É uma dinâmica absolutamente cativante e, de certa forma, irônica. Da primeira vez em que atuaram juntos, na comédia Descalços no Parque de 1967, Fonda e Redford marcaram a fase inicial de suas brilhantes carreiras. Agora, em seu reencontro, fecham um ciclo, imagino, bastante emocional para suas PERSONAS. Bom saber que, ao menos em matéria de qualidade, nada mudou nesse tempo pros dois.

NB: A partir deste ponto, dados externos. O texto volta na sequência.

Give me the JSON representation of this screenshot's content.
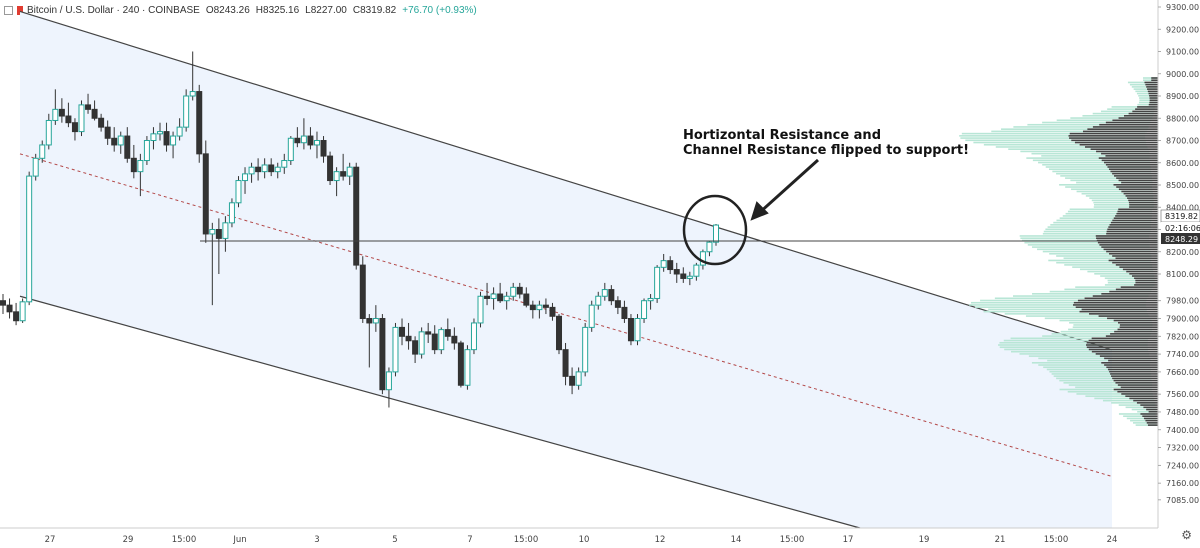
{
  "header": {
    "symbol": "Bitcoin / U.S. Dollar · 240 · COINBASE",
    "open": "O8243.26",
    "high": "H8325.16",
    "low": "L8227.00",
    "close": "C8319.82",
    "change": "+76.70 (+0.93%)"
  },
  "annotation": {
    "line1": "Hortizontal Resistance and",
    "line2": "Channel Resistance flipped to support!"
  },
  "price_labels": {
    "last": "8319.82",
    "countdown": "02:16:06",
    "level": "8248.29"
  },
  "colors": {
    "up": "#26a69a",
    "down": "#333333",
    "channel_fill": "#eef4fd",
    "midline": "#b34747",
    "volume_profile_bright": "#b8e6d6",
    "volume_profile_dark": "#444444"
  },
  "chart_data": {
    "type": "candlestick",
    "title": "",
    "y_ticks": [
      9300,
      9200,
      9100,
      9000,
      8900,
      8800,
      8700,
      8600,
      8500,
      8400,
      8300,
      8200,
      8100,
      7980,
      7900,
      7820,
      7740,
      7660,
      7560,
      7480,
      7400,
      7320,
      7240,
      7160,
      7085
    ],
    "x_ticks": [
      "27",
      "29",
      "15:00",
      "Jun",
      "3",
      "5",
      "7",
      "15:00",
      "10",
      "12",
      "14",
      "15:00",
      "17",
      "19",
      "21",
      "15:00",
      "24"
    ],
    "candles": [
      [
        7980,
        8010,
        7920,
        7960
      ],
      [
        7960,
        7990,
        7900,
        7930
      ],
      [
        7930,
        7970,
        7870,
        7890
      ],
      [
        7890,
        7990,
        7880,
        7975
      ],
      [
        7975,
        8560,
        7960,
        8540
      ],
      [
        8540,
        8640,
        8520,
        8620
      ],
      [
        8620,
        8700,
        8600,
        8680
      ],
      [
        8680,
        8820,
        8660,
        8790
      ],
      [
        8790,
        8930,
        8770,
        8840
      ],
      [
        8840,
        8890,
        8780,
        8810
      ],
      [
        8810,
        8870,
        8760,
        8780
      ],
      [
        8780,
        8800,
        8700,
        8740
      ],
      [
        8740,
        8880,
        8720,
        8860
      ],
      [
        8860,
        8910,
        8820,
        8840
      ],
      [
        8840,
        8880,
        8790,
        8800
      ],
      [
        8800,
        8820,
        8740,
        8760
      ],
      [
        8760,
        8790,
        8680,
        8710
      ],
      [
        8710,
        8760,
        8650,
        8680
      ],
      [
        8680,
        8740,
        8640,
        8720
      ],
      [
        8720,
        8760,
        8600,
        8620
      ],
      [
        8620,
        8680,
        8530,
        8560
      ],
      [
        8560,
        8640,
        8450,
        8610
      ],
      [
        8610,
        8720,
        8590,
        8700
      ],
      [
        8700,
        8760,
        8660,
        8730
      ],
      [
        8730,
        8780,
        8700,
        8740
      ],
      [
        8740,
        8780,
        8650,
        8680
      ],
      [
        8680,
        8740,
        8620,
        8720
      ],
      [
        8720,
        8800,
        8700,
        8760
      ],
      [
        8760,
        8930,
        8740,
        8900
      ],
      [
        8900,
        9100,
        8880,
        8920
      ],
      [
        8920,
        8950,
        8600,
        8640
      ],
      [
        8640,
        8700,
        8240,
        8280
      ],
      [
        8280,
        8330,
        7960,
        8300
      ],
      [
        8300,
        8350,
        8100,
        8260
      ],
      [
        8260,
        8360,
        8200,
        8330
      ],
      [
        8330,
        8440,
        8310,
        8420
      ],
      [
        8420,
        8540,
        8400,
        8520
      ],
      [
        8520,
        8580,
        8460,
        8550
      ],
      [
        8550,
        8600,
        8510,
        8580
      ],
      [
        8580,
        8620,
        8520,
        8560
      ],
      [
        8560,
        8620,
        8530,
        8590
      ],
      [
        8590,
        8620,
        8540,
        8560
      ],
      [
        8560,
        8600,
        8530,
        8580
      ],
      [
        8580,
        8640,
        8550,
        8610
      ],
      [
        8610,
        8720,
        8590,
        8710
      ],
      [
        8710,
        8760,
        8670,
        8690
      ],
      [
        8690,
        8800,
        8660,
        8720
      ],
      [
        8720,
        8760,
        8660,
        8680
      ],
      [
        8680,
        8740,
        8620,
        8700
      ],
      [
        8700,
        8720,
        8600,
        8630
      ],
      [
        8630,
        8650,
        8500,
        8520
      ],
      [
        8520,
        8580,
        8450,
        8560
      ],
      [
        8560,
        8640,
        8520,
        8540
      ],
      [
        8540,
        8600,
        8500,
        8580
      ],
      [
        8580,
        8600,
        8120,
        8140
      ],
      [
        8140,
        8180,
        7880,
        7900
      ],
      [
        7900,
        7920,
        7680,
        7880
      ],
      [
        7880,
        7960,
        7840,
        7900
      ],
      [
        7900,
        7920,
        7560,
        7580
      ],
      [
        7580,
        7680,
        7500,
        7660
      ],
      [
        7660,
        7880,
        7640,
        7860
      ],
      [
        7860,
        7900,
        7780,
        7820
      ],
      [
        7820,
        7880,
        7760,
        7800
      ],
      [
        7800,
        7820,
        7700,
        7740
      ],
      [
        7740,
        7860,
        7720,
        7840
      ],
      [
        7840,
        7880,
        7790,
        7830
      ],
      [
        7830,
        7870,
        7740,
        7760
      ],
      [
        7760,
        7860,
        7740,
        7850
      ],
      [
        7850,
        7900,
        7800,
        7820
      ],
      [
        7820,
        7860,
        7760,
        7790
      ],
      [
        7790,
        7800,
        7590,
        7600
      ],
      [
        7600,
        7780,
        7580,
        7760
      ],
      [
        7760,
        7900,
        7740,
        7880
      ],
      [
        7880,
        8020,
        7860,
        8000
      ],
      [
        8000,
        8060,
        7960,
        7990
      ],
      [
        7990,
        8040,
        7940,
        8010
      ],
      [
        8010,
        8060,
        7970,
        7980
      ],
      [
        7980,
        8020,
        7940,
        8000
      ],
      [
        8000,
        8060,
        7980,
        8040
      ],
      [
        8040,
        8060,
        7990,
        8010
      ],
      [
        8010,
        8040,
        7950,
        7960
      ],
      [
        7960,
        7980,
        7900,
        7940
      ],
      [
        7940,
        7980,
        7900,
        7960
      ],
      [
        7960,
        7990,
        7920,
        7950
      ],
      [
        7950,
        7970,
        7890,
        7910
      ],
      [
        7910,
        7920,
        7740,
        7760
      ],
      [
        7760,
        7790,
        7600,
        7640
      ],
      [
        7640,
        7680,
        7560,
        7600
      ],
      [
        7600,
        7680,
        7580,
        7660
      ],
      [
        7660,
        7880,
        7640,
        7860
      ],
      [
        7860,
        7980,
        7840,
        7960
      ],
      [
        7960,
        8020,
        7940,
        8000
      ],
      [
        8000,
        8060,
        7980,
        8030
      ],
      [
        8030,
        8050,
        7960,
        7980
      ],
      [
        7980,
        8000,
        7920,
        7950
      ],
      [
        7950,
        7980,
        7880,
        7900
      ],
      [
        7900,
        7920,
        7780,
        7800
      ],
      [
        7800,
        7920,
        7780,
        7900
      ],
      [
        7900,
        7990,
        7880,
        7980
      ],
      [
        7980,
        8010,
        7940,
        7990
      ],
      [
        7990,
        8140,
        7970,
        8130
      ],
      [
        8130,
        8190,
        8110,
        8160
      ],
      [
        8160,
        8180,
        8100,
        8120
      ],
      [
        8120,
        8150,
        8060,
        8100
      ],
      [
        8100,
        8130,
        8060,
        8080
      ],
      [
        8080,
        8110,
        8050,
        8090
      ],
      [
        8090,
        8150,
        8070,
        8140
      ],
      [
        8140,
        8210,
        8120,
        8200
      ],
      [
        8200,
        8250,
        8180,
        8243
      ],
      [
        8243,
        8325,
        8227,
        8320
      ]
    ],
    "channel": {
      "upper_start": 9280,
      "upper_end": 7760,
      "lower_start": 8000,
      "lower_end": 6500,
      "mid_start": 8640,
      "mid_end": 7190
    },
    "horizontal_level": 8248.29,
    "volume_profile": "distribution 7400-9000, bright segment plus dark POC segment"
  }
}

Atrás das câmeras, o cineasta indiano Ritesh Bartra (aqui, só em seu segundo longa falado em inglês) mostra um grande domínio e foco TONAL, fugindo de soluções melodramáticas e evitando pesar a mão para fazer de cada momento do filme algo épico ou emotivo. Seu olhar consegue ser, ao mesmo tempo e na medida certa, distante e próximo, deixando que os atores e o roteiro ditem os picos emocionais do filme. Sutil, como todo o filme.

Sutilezas, aliás são a grande marca e o grande mérito do roteiro, aquilo que realmente faz Nossas Noites funcionar. Com Redford e Fonda juntos pela primeira vez, tá aqui um filme que poderia se resumir a duas horas dos dois lendo uma lista telefônica e ainda assim ser considerado entretenimento. Felizmente, fomos agraciados com uma história que apresenta personagens munidos de uma história de vida e personalidade solidificados num passado que nunca é realmente acessado, mas tá SEMPRE ali, em tela. Não há flashbacks, não há digressões, mas há marcas do passado claramente impressas naquelas vidas, assim como no mundo real, registrando o que foi vivido e por que. Tudo num olhar, num sorriso, ou num aceno. É bem foda.

Vale e MUITO um destaque para o quão sensual é o filme, sem nunca PEDIR para ser. Os flertes entre Redford e Fonda são lindos de assistir, mostrando que amor, sexo e tesão não têm fucking idade MESMO. Aliás, como a própria Fonda fez questão de frisar durante o lançamento do filme no festival de Veneza, com uma certa idade, às vezes ele “só melhora”.

Graças a tudo isso, Nossas Noites se torna muito mais do que um filme sobre amor com certa idade. Se converte numa história sobre a vida — nosso passado, nossas escolhas, seu impacto no nosso presente; as sombras da solidão e da melancolia de uma velhice futura; o medo dos fantasmas do passado, em especial no ÂMBITO familiar. E ah, claro, com o bônus de ter dois dos maiores atores de todos os tempos como protagonistas.